[OpenAFS-devel] Ideas on vos dump slowness
Harald Barth
haba@pdc.kth.se
Tue, 17 Jul 2001 12:15:31 +0200
I experimented with some profiling. The following data was collected from
the volserver during vos dump of a 1Gb volume (to /dev/null on localhost).
Profiling was done on alpha_dux40 with hiprof+gprof and pixie+prof.
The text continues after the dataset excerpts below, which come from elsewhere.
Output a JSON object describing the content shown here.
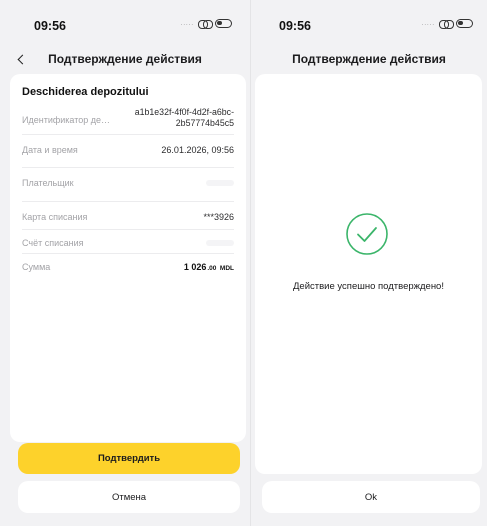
{
  "left_screen": {
    "status_bar": {
      "time": "09:56",
      "dots": "....."
    },
    "nav": {
      "title": "Подтверждение действия"
    },
    "card": {
      "title": "Deschiderea depozitului",
      "rows": [
        {
          "label": "Идентификатор действия",
          "value": "a1b1e32f-4f0f-4d2f-a6bc-2b57774b45c5"
        },
        {
          "label": "Дата и время",
          "value": "26.01.2026, 09:56"
        },
        {
          "label": "Плательщик",
          "value": ""
        },
        {
          "label": "Карта списания",
          "value": "***3926"
        },
        {
          "label": "Счёт списания",
          "value": ""
        },
        {
          "label": "Сумма",
          "amount": "1 026",
          "amount_decimals": ".00",
          "currency": "MDL"
        }
      ]
    },
    "buttons": {
      "confirm": "Подтвердить",
      "cancel": "Отмена"
    },
    "colors": {
      "accent": "#fdd22b",
      "background": "#f2f2f4"
    }
  },
  "right_screen": {
    "status_bar": {
      "time": "09:56",
      "dots": "....."
    },
    "nav": {
      "title": "Подтверждение действия"
    },
    "result": {
      "icon": "check-circle-icon",
      "message": "Действие успешно подтверждено!",
      "icon_color": "#3bb56a"
    },
    "buttons": {
      "ok": "Ok"
    }
  }
}
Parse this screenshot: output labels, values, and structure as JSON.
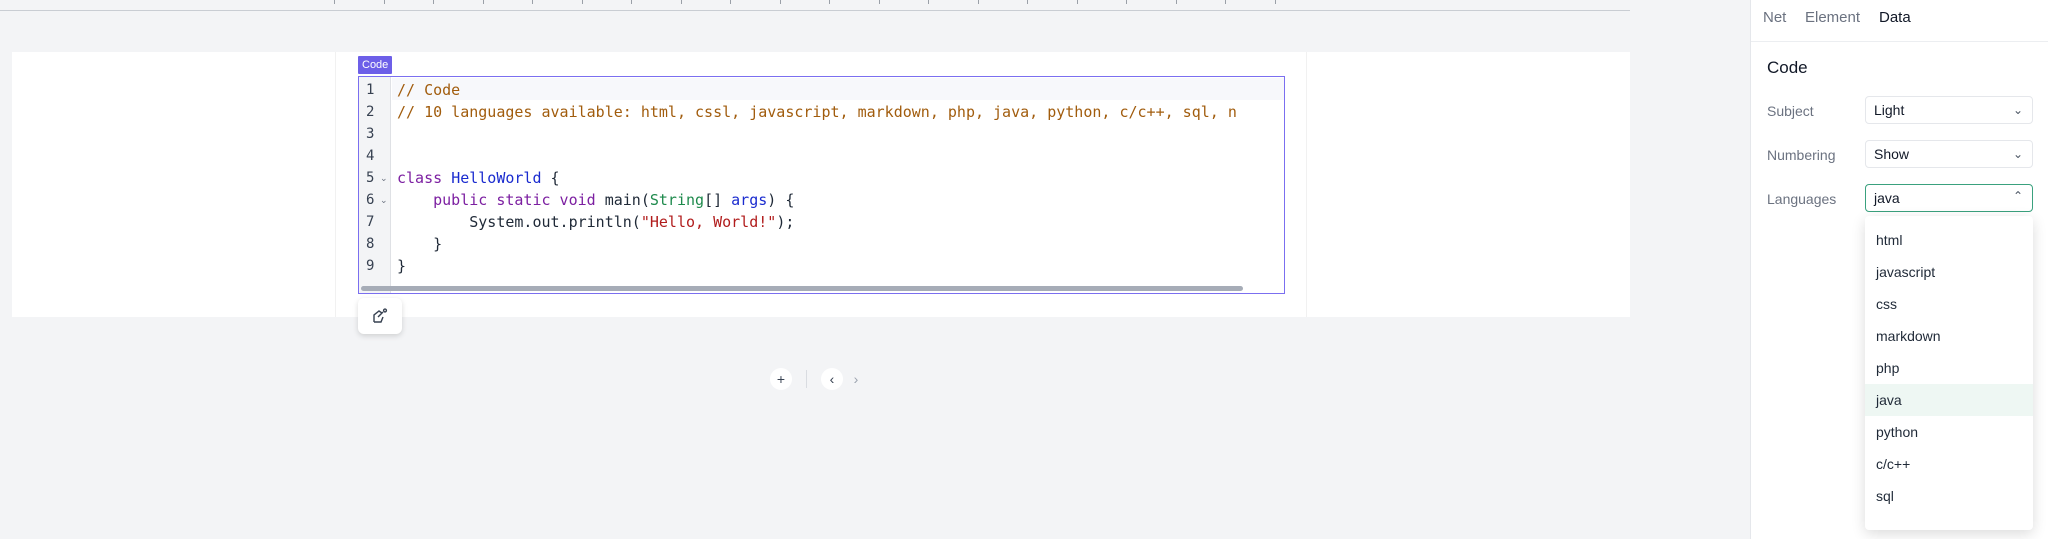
{
  "editor": {
    "block_label": "Code",
    "lines": [
      {
        "num": "1",
        "fold": ""
      },
      {
        "num": "2",
        "fold": ""
      },
      {
        "num": "3",
        "fold": ""
      },
      {
        "num": "4",
        "fold": ""
      },
      {
        "num": "5",
        "fold": "⌄"
      },
      {
        "num": "6",
        "fold": "⌄"
      },
      {
        "num": "7",
        "fold": ""
      },
      {
        "num": "8",
        "fold": ""
      },
      {
        "num": "9",
        "fold": ""
      }
    ],
    "code": {
      "l1": "// Code",
      "l2": "// 10 languages available: html, cssl, javascript, markdown, php, java, python, c/c++, sql, n",
      "l5_kw": "class",
      "l5_name": "HelloWorld",
      "l5_rest": " {",
      "l6_indent": "    ",
      "l6_kw": "public static void",
      "l6_fn": " main(",
      "l6_type": "String",
      "l6_mid": "[] ",
      "l6_var": "args",
      "l6_end": ") {",
      "l7_pre": "        System.out.println(",
      "l7_str": "\"Hello, World!\"",
      "l7_end": ");",
      "l8": "    }",
      "l9": "}"
    }
  },
  "toolbar": {
    "add_label": "+",
    "prev_label": "‹",
    "next_label": "›"
  },
  "panel": {
    "tabs": [
      "Net",
      "Element",
      "Data"
    ],
    "active_tab": "Data",
    "title": "Code",
    "fields": {
      "subject": {
        "label": "Subject",
        "value": "Light"
      },
      "numbering": {
        "label": "Numbering",
        "value": "Show"
      },
      "languages": {
        "label": "Languages",
        "value": "java"
      }
    },
    "language_options": [
      "html",
      "javascript",
      "css",
      "markdown",
      "php",
      "java",
      "python",
      "c/c++",
      "sql"
    ],
    "selected_language": "java"
  },
  "colors": {
    "accent_purple": "#6d5fe8",
    "accent_green": "#3aa17e"
  }
}
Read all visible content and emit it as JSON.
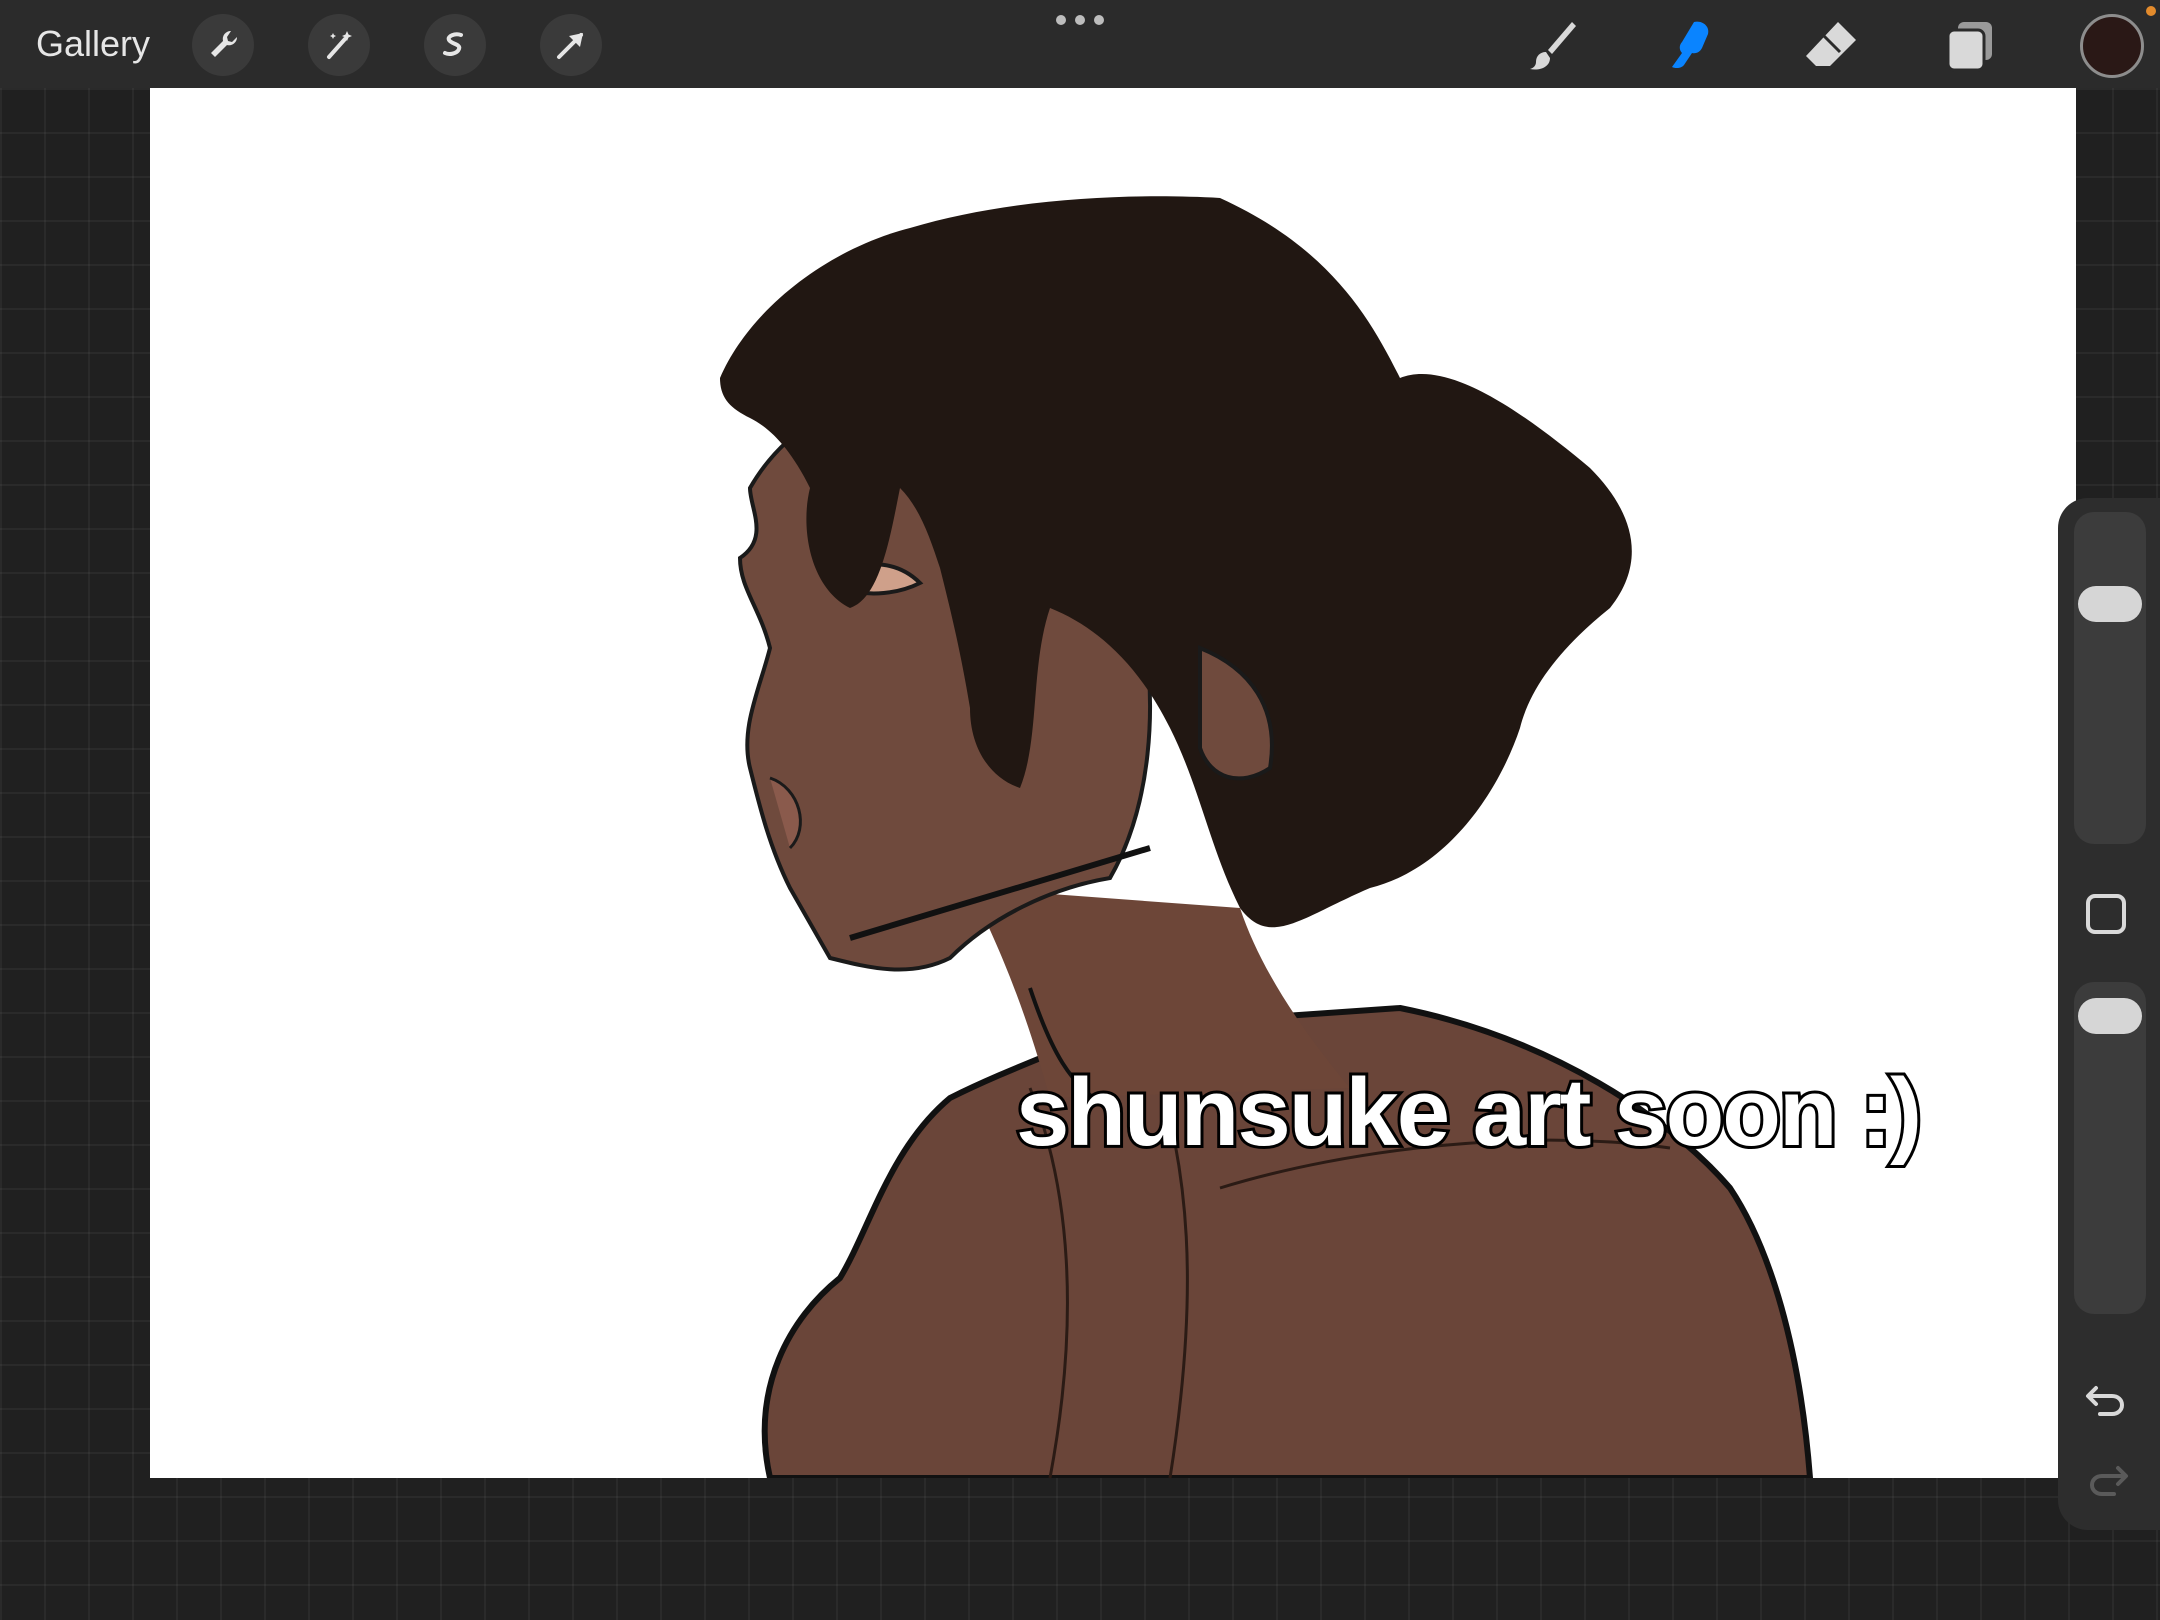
{
  "toolbar": {
    "gallery_label": "Gallery",
    "left_tools": [
      "wrench-icon",
      "magic-wand-icon",
      "selection-icon",
      "transform-arrow-icon"
    ],
    "right_tools": [
      "brush-icon",
      "smudge-icon",
      "eraser-icon",
      "layers-icon"
    ],
    "active_tool": "smudge",
    "accent_color": "#0a84ff",
    "current_color": "#2a1816"
  },
  "canvas": {
    "caption": "shunsuke art soon :)"
  },
  "side_panel": {
    "brush_size_level": 0.15,
    "opacity_level": 0.05,
    "undo_icon": "undo-arrow-icon",
    "redo_icon": "redo-arrow-icon"
  }
}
I think most of the time is spent in rxi_Start() which is called when
new packets are written (rx_rdwr.c:rxi_Write()) and when packets are
received (rx.c:rxi_ReceiveAckPacket()).
Total profile of all functions (have a look at the file in AFS):
bleak# gprof volserver volserver.hiout > \
/afs/pdc.kth.se/home/h/haba/Public/volserver.104a.gprof.out
More detailed profile of rxi_Start():
bleak# prof -pixie -asm -numbers -Only rxi_Start \
/scratch/openafs-1.0.4a/obj/volser/volserver > \
/afs/pdc.kth.se/home/h/haba/Public/volserver.104a.pixie.out
The output of prof points to
rx.c:rxi_Start() line 4837 till 4853
(gdb) list *0x120045514
0x120045514 is in rxi_Start (rx.c:4838).
4833 xmitList = (struct rx_packet **)
4834 osi_Alloc(maxXmitPackets * sizeof(struct rx_packet *));
4835 if (xmitList == NULL)
4836 osi_Panic("rxi_Start, failed to allocate xmit list");
4837 for (queue_Scan(&call->tq, p, nxp, rx_packet)) {
4838 if (call->flags & RX_CALL_FAST_RECOVER_WAIT) {
4839 /* We shouldn't be sending packets if a thread is waiting
4840 * to initiate congestion recovery */
4841 break;
4842 }
I know not enough about rx to do something about it, but there seems to be
some hints in the code that rxi_Start is better to be avoided:
rx_rdwr.c:rxi_Write():
if (!(call->flags & (RX_CALL_FAST_RECOVER|
RX_CALL_FAST_RECOVER_WAIT))) {
rxi_Start(0, call, 0);
During dump these flags are not active and rxi_Start is called.
It looks to me like rxi_Start is called _a_lot_ and then takes approx
30 loops in
for (queue_Scan(&call->tq, p, nxp, rx_packet)) { ... }
Any ideas of a cure or am I barking up the wrong tree?
Harald.